I see protocol as "social grease" -- and when everyone's in the same culture, reasonably easy to stay consistently within it. When you have interactions between people from different cultural backgrounds, I'd prefer to cut people some slack.

:confused:

IceAlisa
04-04-2012, 09:32 PM
I feel sorry for Michelle Obama and others (including members of the Royal Family) who constantly have to meet and greet the public as well as heads of state. Can you imagine having to keep track of all that information? Plus, since Michelle does work with children, touching someone gently on the back has become habit for her.

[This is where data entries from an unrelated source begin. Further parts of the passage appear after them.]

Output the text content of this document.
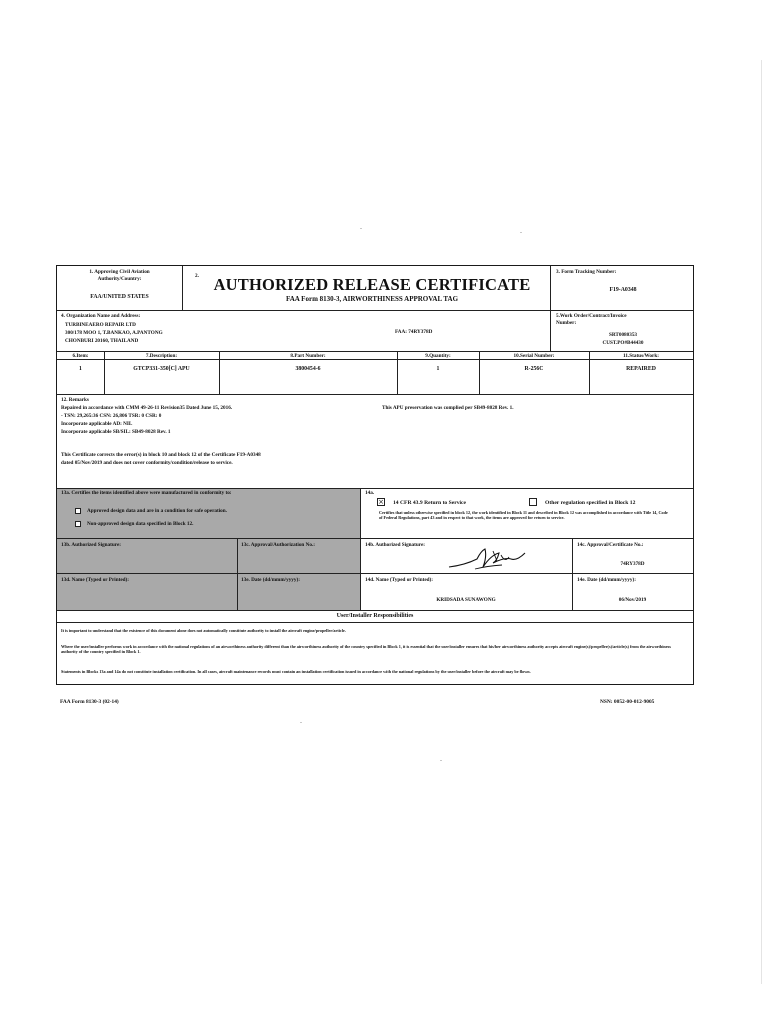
1. Approving Civil Aviation
Authority/Country:
FAA/UNITED STATES
2. AUTHORIZED RELEASE CERTIFICATE
FAA Form 8130-3, AIRWORTHINESS APPROVAL TAG
3. Form Tracking Number:
F19-A0348
4. Organization Name and Address:
TURBINEAERO REPAIR LTD
300/178 MOO 1, T.BANKAO, A.PANTONG
CHONBURI 20160, THAILAND
FAA: 74RY378D
5.Work Order/Contract/Invoice
Number:
SRT0080353
CUST.PO#B44430
6.Item:	7.Description:	8.Part Number:	9.Quantity:	10.Serial Number:	11.Status/Work:
1	GTCP331-350[C] APU	3800454-6	1	R-256C	REPAIRED
12. Remarks
Repaired in accordance with CMM 49-26-11 Revision35 Dated June 15, 2016.
- TSN: 29,265:36 CSN: 26,806 TSR: 0 CSR: 0
Incorporate applicable AD: NIL
Incorporate applicable SB/SIL: SB49-8028 Rev. 1
This APU preservation was complied per SB49-8028 Rev. 1.
This Certificate corrects the error(s) in block 10 and block 12 of the Certificate F19-A0348
dated 05/Nov/2019 and does not cover conformity/condition/release to service.
13a. Certifies the items identified above were manufactured in conformity to:
Approved design data and are in a condition for safe operation.
Non-approved design data specified in Block 12.
14a.
× 14 CFR 43.9 Return to Service	Other regulation specified in Block 12
Certifies that unless otherwise specified in block 12, the work identified in Block 11 and described in Block 12 was accomplished in accordance with Title 14, Code of Federal Regulations, part 43 and in respect to that work, the items are approved for return to service.
13b. Authorized Signature:	13c. Approval/Authorization No.:	14b. Authorized Signature:	14c. Approval/Certificate No.:
74RY378D
13d. Name (Typed or Printed):	13e. Date (dd/mmm/yyyy):	14d. Name (Typed or Printed):
KRIDSADA SUNAWONG
14e. Date (dd/mmm/yyyy):
06/Nov/2019
User/Installer Responsibilities
It is important to understand that the existence of this document alone does not automatically constitute authority to install the aircraft engine/propeller/article.
Where the user/installer performs work in accordance with the national regulations of an airworthiness authority different than the airworthiness authority of the country specified in Block 1, it is essential that the user/installer ensures that his/her airworthiness authority accepts aircraft engine(s)/propeller(s)/article(s) from the airworthiness authority of the country specified in Block 1.
Statements in Blocks 13a and 14a do not constitute installation certification. In all cases, aircraft maintenance records must contain an installation certification issued in accordance with the national regulations by the user/installer before the aircraft may be flown.
FAA Form 8130-3 (02-14)	NSN: 0052-00-012-9005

Mrs. Obama has staff to help her along in these events. It's not like she is thrown to the wolves all alone.

JasperBoy
04-04-2012, 10:39 PM
I must admit that when I see HM walking down steps these days I think "I wish someone would take the poor old dear's elbow so she won't fall".
Certainly protocol must make allowances for advanced age.

Fergus
04-04-2012, 11:10 PM
I must admit that when I see HM walking down steps these days I think "I wish someone would take the poor old dear's elbow so she won't fall".

My sentiments exactly! :lol:

During her most recent trip to Australia, she was getting off of a small boat and I was like, "Damn, 85yo and she works that gangplank like it's dry land!".

Though I can imagine that the State Opening of Parliament must be a pain in the royal butt thanks to that enormous staircase she must ascend before getting into the Robing Room. [Go to 7:39 in this video (http://www.youtube.com/watch?v=DIuTQIH2-oA).]

IceAlisa
04-04-2012, 11:26 PM
I must admit that when I see HM walking down steps these days I think "I wish someone would take the poor old dear's elbow so she won't fall".
Certainly protocol must make allowances for advanced age.

Absolutely. She is not getting any younger.